Kaya Harta dan Jiwa dengan Sedekah
Aku seorang ibu rumah tangga. Aku bersyukur walaupun suami hanya guru honorer, kami hidup berkecukupan serta memiliki dua putra dan dua putri. Suatu ketika terlintas dalam benakku untuk membantu membangun perekonomian keluarga dengan berjualan. Alhamdulillah, hasilnya bisa untuk menambah kebutuhan sehari-hari.
Suatu hari anakku sakit sehingga pengeluaran membengkak. Kebutuhan dapur pun menipis, sedangkan uang belanja yang biasa digunakan untuk berjualan tersisa hanya Rp. 20 ribu. Aku pun berdoa, “Ya rabb, cukupkan kebutuhanku, suami dan anak-anakku dengan uang yang ada di tanganku.”
Dengan uang Rp. 20 ribu itu, aku berencana membeli beras dan telur. Ketika hendak pergi ke warung, aku terima telepon dari teman. Dia memintaku mengantarnya berobat alternatif, tidak jauh dari tempat tinggalku. Aku mengiyakan. Namun selama perjalanan, aku berpikir untuk memutar uang yang Rp. 20 ribu itu dengan menjual gorengan orang lain. Walaupun untungnya sedikit, Alhamdulillah uangku bertambah menjadi Rp. 35 ribu.
Tak lama temanku menelepon dan sudah ada di rumah. Lalu, aku bersegera pulang. Ternyata temanku sudah berangkat ke rumah terapi. Aku menyusulnya dengan membawa uang hasil jualan di saku. Aku bertemu dengan suaminya. Katanya, ia lagi diperiksa. Aku bertanya tentang kondisinya, ternyata lumayan serius dan butuh pengobatan yang intensif sehingga berobatnya tidak cukup sekali.
Tidak lama temanku itu keluar dari ruang periksa dan bertanya perihal biaya berobat. Aku jawab di sini seikhlasnya saja. Maka, dikeluarkannya uang dari saku suaminya sebanyak Rp. 50 ribu selembar dan Rp. 5 ribu selembar. Aku bilang banyak sekali, nanti kan ia harus ke sini lagi. Mengingat pekerjaan suaminya serabutan, kusarankan untuk memberi sebesar Rp. 25 ribu saja.
Ternyata tidak ada receh ketika ditukarkan. Dengan sigap aku keluarkan uang yang di saku tanpa berpikir panjang sambil berkata, ”Eh iya aku punya uang di saku, pakai aja uang aku dan nggak usah dipikirin yang penting cepet sehat.” Dengan memaksa aku berikan uang tersebut ke tangannya. Setelah selesai akhirnya kami berpisah.

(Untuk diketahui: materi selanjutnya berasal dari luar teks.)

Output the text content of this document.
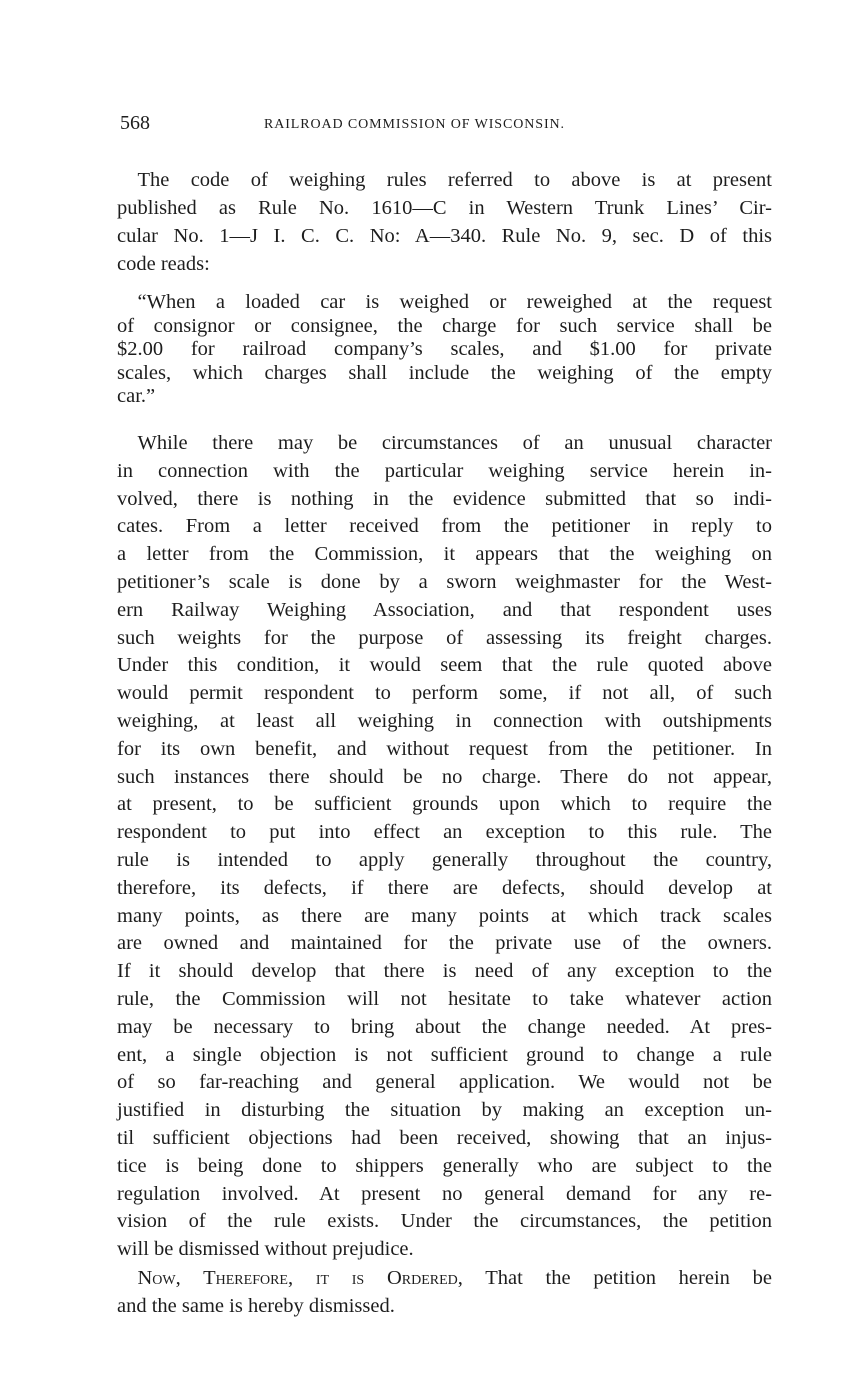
568	RAILROAD COMMISSION OF WISCONSIN.

 The code of weighing rules referred to above is at present
published as Rule No. 1610—C in Western Trunk Lines’ Cir-
cular No. 1—J I. C. C. No: A—340. Rule No. 9, sec. D of this
code reads:

 “When a loaded car is weighed or reweighed at the request
of consignor or consignee, the charge for such service shall be
$2.00 for railroad company’s scales, and $1.00 for private
scales, which charges shall include the weighing of the empty
car.”

 While there may be circumstances of an unusual character
in connection with the particular weighing service herein in-
volved, there is nothing in the evidence submitted that so indi-
cates. From a letter received from the petitioner in reply to
a letter from the Commission, it appears that the weighing on
petitioner’s scale is done by a sworn weighmaster for the West-
ern Railway Weighing Association, and that respondent uses
such weights for the purpose of assessing its freight charges.
Under this condition, it would seem that the rule quoted above
would permit respondent to perform some, if not all, of such
weighing, at least all weighing in connection with outshipments
for its own benefit, and without request from the petitioner. In
such instances there should be no charge. There do not appear,
at present, to be sufficient grounds upon which to require the
respondent to put into effect an exception to this rule. The
rule is intended to apply generally throughout the country,
therefore, its defects, if there are defects, should develop at
many points, as there are many points at which track scales
are owned and maintained for the private use of the owners.
If it should develop that there is need of any exception to the
rule, the Commission will not hesitate to take whatever action
may be necessary to bring about the change needed. At pres-
ent, a single objection is not sufficient ground to change a rule
of so far-reaching and general application. We would not be
justified in disturbing the situation by making an exception un-
til sufficient objections had been received, showing that an injus-
tice is being done to shippers generally who are subject to the
regulation involved. At present no general demand for any re-
vision of the rule exists. Under the circumstances, the petition
will be dismissed without prejudice.

 Now, Therefore, it is Ordered, That the petition herein be
and the same is hereby dismissed.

Selama di perjalanan, aku teringat harus beli beras dan telur, sedangkan uang yang ada telah kusedekahkan. Padahal, anak-anakku belum makan. Bagaimana ini? Aku mencoba menguatkan diri dengan berdoa, “Ya Razak ya Fatah, semoga Engkau terima sedekahku tanpa ada rasa penyesalan dalam diri dan mudah-mudahan Engkau ganti dengan yang lebih baik.” Terus saja aku membersihkan hati dan pikiran dengan menghadirkan sebuah bunyi hadis, “Bersedekah ketika tidak punya lebih besar pahalanya dibandingkan bersedekah ketika mempunyai rezeki lebih.”
Tak terasa sudah ada di depan rumah. Bibir ini masih basah menyebut asma-Nya. Kulihat seorang teman berdiri dan menyapaku, “Hai Ummi, ke mana aja, dari tadi aku cariin? Aku jawab, “Habis nganter teman berobat. Ada apa? Masuk dulu!“ Tidak usah, jawabnya. “Alhamdulillah ada rezeki lebih, aku mau ngasih ini aja. Ntar malam, ke rumah yah! Ada barang yang mau aku kasihkan, semoga bermanfaat.”
Temanku langsung pamit pulang. Kubawa kantong keresek hitam ke dalam rumah, dan kubuka di depan suamiku. Ternyata, di dalamnya ada beras, telur, kerupuk, dan minyak goreng. Alhamdulillah, Allah memberi lebih dari yang dapat aku beli. Pada malam harinya temanku memberi kulkas secara percuma untuk berdagang. Alhamdulillah kulkasnya masih baru. Aku pun semakin yakin bahwa bersedekah tidak memiskinkan, melainkan menjadikan hidup lebih berkah.